It rhymes… Sort of. But even if it didn’t rhyme, the statement would still hold true: dairy works wonderfully in both sweet and savory recipes, and when I say dairy, I really mean all kinds of it.
Have you ever tried sheep’s milk feta with honey and thyme? The first time I saw it on my plate in Crete years ago, I was doubtful. The cheese is pretty salty and the honey, well, too sweet. And yet, they were having a party in my mouth. The combo proved to be surprisingly good. From that moment on, I’ve been very open-minded about salty & sweet cheese pairings beyond good old brie with grapes.
I could talk about cheese all day. As Chesterton put it in his brilliant The Poet and the Cheese:
“There ought to be a colossal statue in the market-place of the man who invented Stilton cheese. There ought to be another colossal statue of the first cow who provided the foundations of it”.

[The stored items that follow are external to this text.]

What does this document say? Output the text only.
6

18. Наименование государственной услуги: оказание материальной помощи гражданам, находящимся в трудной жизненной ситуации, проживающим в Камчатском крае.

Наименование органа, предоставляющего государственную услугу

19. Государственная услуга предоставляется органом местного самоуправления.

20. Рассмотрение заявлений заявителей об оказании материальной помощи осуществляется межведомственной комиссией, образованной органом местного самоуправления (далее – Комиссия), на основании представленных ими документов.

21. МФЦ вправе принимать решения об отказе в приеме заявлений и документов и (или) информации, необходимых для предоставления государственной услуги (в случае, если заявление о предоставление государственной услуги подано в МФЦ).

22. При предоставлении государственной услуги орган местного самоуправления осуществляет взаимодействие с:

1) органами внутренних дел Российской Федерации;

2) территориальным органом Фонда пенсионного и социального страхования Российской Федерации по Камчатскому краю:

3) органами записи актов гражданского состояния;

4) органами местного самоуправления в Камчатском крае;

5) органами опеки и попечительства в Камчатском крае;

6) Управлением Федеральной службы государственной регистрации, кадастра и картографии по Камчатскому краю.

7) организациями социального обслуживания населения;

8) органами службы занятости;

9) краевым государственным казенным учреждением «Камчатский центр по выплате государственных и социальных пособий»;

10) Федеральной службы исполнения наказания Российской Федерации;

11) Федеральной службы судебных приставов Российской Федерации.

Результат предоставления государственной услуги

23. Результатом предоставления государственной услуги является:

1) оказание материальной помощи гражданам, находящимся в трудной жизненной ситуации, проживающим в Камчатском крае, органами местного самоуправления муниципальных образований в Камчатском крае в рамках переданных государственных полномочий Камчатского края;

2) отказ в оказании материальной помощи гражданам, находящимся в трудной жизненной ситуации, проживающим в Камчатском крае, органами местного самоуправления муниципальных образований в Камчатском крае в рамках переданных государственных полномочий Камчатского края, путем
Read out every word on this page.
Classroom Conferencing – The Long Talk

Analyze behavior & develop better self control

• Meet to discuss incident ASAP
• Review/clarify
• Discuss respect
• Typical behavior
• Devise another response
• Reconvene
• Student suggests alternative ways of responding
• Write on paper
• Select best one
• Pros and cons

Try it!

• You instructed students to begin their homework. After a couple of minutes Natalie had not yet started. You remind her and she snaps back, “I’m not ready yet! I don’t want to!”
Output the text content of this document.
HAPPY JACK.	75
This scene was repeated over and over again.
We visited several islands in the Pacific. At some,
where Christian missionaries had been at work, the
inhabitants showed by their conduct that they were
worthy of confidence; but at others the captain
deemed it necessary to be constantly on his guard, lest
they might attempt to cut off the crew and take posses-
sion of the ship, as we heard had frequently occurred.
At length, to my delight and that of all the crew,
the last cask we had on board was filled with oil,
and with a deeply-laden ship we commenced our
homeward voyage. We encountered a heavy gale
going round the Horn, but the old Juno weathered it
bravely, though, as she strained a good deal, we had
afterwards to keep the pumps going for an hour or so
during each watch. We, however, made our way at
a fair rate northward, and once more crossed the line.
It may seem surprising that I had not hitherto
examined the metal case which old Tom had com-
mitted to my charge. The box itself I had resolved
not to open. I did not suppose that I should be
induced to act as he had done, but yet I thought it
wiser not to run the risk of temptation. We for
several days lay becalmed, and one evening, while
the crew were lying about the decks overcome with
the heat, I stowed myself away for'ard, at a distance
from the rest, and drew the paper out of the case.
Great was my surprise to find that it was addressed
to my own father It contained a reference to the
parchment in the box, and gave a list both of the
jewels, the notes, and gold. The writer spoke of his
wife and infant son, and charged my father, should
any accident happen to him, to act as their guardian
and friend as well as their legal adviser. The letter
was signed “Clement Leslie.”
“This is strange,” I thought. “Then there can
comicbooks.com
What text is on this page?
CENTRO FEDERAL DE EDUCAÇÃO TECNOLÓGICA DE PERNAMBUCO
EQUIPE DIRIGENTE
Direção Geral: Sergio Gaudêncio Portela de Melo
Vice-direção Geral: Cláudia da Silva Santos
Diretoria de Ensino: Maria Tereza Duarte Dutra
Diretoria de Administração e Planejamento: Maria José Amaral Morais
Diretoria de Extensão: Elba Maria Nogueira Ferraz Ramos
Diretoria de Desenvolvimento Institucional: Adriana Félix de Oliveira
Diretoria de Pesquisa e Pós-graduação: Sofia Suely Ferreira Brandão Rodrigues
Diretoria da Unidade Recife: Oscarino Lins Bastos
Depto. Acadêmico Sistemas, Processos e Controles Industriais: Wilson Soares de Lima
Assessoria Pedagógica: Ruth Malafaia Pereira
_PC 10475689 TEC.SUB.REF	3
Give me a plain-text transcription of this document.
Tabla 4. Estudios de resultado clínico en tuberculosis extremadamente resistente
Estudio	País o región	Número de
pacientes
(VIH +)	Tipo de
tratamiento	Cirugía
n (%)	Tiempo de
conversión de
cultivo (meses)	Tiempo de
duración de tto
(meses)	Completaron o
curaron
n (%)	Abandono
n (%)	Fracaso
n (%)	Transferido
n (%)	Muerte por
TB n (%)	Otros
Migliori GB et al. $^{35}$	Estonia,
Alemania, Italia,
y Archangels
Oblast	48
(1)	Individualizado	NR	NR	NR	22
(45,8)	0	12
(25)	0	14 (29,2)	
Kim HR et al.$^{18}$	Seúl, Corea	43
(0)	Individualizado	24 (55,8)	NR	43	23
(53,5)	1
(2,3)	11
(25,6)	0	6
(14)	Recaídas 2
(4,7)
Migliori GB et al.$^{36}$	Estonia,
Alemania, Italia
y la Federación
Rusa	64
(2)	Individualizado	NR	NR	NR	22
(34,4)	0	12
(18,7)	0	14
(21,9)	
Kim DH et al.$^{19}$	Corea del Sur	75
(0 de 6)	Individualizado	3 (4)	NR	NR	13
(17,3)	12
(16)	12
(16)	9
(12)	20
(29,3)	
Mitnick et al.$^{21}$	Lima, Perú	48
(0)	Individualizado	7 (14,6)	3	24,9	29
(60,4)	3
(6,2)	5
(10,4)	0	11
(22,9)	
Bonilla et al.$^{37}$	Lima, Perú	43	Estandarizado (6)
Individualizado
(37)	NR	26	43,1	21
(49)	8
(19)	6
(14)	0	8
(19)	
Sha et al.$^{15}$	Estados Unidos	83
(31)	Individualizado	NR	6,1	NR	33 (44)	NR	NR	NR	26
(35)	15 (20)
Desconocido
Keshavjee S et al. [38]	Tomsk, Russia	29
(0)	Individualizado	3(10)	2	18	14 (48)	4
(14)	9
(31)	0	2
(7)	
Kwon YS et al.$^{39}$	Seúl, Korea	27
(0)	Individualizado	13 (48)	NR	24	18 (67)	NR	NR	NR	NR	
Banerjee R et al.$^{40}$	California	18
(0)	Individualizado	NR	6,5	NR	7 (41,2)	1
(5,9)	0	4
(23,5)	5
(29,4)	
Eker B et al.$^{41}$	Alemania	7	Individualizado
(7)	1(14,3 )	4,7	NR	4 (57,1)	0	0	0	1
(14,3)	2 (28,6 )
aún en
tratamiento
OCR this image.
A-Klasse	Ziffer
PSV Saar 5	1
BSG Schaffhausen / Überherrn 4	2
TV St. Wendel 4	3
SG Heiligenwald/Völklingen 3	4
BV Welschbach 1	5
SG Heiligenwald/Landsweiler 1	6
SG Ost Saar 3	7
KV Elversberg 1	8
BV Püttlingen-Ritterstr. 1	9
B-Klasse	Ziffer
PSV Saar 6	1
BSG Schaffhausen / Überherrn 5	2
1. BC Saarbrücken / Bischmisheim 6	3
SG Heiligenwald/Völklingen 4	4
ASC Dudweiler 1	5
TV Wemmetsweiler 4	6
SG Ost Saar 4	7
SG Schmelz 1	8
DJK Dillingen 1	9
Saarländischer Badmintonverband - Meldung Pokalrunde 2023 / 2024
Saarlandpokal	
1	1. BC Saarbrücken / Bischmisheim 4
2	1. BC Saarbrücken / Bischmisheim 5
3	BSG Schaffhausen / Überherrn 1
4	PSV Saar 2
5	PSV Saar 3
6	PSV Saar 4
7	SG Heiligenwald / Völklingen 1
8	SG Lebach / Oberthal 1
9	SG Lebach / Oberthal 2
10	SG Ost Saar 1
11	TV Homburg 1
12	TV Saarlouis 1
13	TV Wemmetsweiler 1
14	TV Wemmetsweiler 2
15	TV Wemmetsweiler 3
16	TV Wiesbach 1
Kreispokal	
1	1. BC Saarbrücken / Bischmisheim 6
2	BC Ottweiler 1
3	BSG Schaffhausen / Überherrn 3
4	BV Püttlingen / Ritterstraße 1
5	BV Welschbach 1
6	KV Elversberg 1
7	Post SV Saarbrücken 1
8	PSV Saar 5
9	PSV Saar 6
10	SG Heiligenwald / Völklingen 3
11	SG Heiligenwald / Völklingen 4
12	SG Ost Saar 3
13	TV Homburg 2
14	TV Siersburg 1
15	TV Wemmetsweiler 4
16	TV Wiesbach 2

I couldn’t agree more. But we don’t have all day, so let me concentrate on a dairy product which is delicious, versatile, can be used in numerous sweet and savory dishes and clearly deserves more recognition – quark.
Some of you might be familiar with the word quark through physics, not cooking. This creamy soft cheese is not your typical all-American product and I’m glad it’s becoming somewhat trendy.
Thanks, in part, to Tnuva – a company which delivers Israel’s finest dairy to American consumers. Among them – fresh quark (3%, 5%, and 9% fat varieties), one of Tnuva’s signature products insanely popular with Israelis of all ages and walks of life.
So, what is it and how should you eat it?
Quark comes in many shapes and textures, but it’s always soft, white and unaged, and often has no salt added. It’s made by warming soured milk until the desired amount of curdling is met. It’s most common in the cuisines of German-speaking countries, Northern and Eastern Europe, and… Israel (thanks to the Ashkenazi Jews carrying this European recipe all the way to the Middle East).
One of the great things about quark is that it’s a yummy and healthy alternative to cream cheese, due to its high protein and relatively low fat content. It can be enjoyed in myriad ways, though: try it with honey and seasonal fruit or as a dip with your favorite chips. Spread it on toast with a pinch of salt and a drizzle of olive oil or put it on your blueberry pancakes for a healthy dose of protein. Let your imagination run wild!
If you’d like to take a more traditional route, try making Käsekuchen – a delicious German-style cheesecake made with quark, Syrniki – rich Russian quark pancakes to die for, or a typical Latvian fishermen’s meal consisting of grainy Latvian quark biezpiens, jacket (or peeled and boiled) potatoes, dill and pickled herring (Baltic nations like to mix fish and dairy. An acquired taste, perhaps, but give it a go if you like to experiment with food, especially if you’re into lox and cream cheese bagels).
And remember, first and foremost, whatever you choose to cook – enjoy it! Oh, and from now on, feel confident about quark (now that you’re practically an expert in it).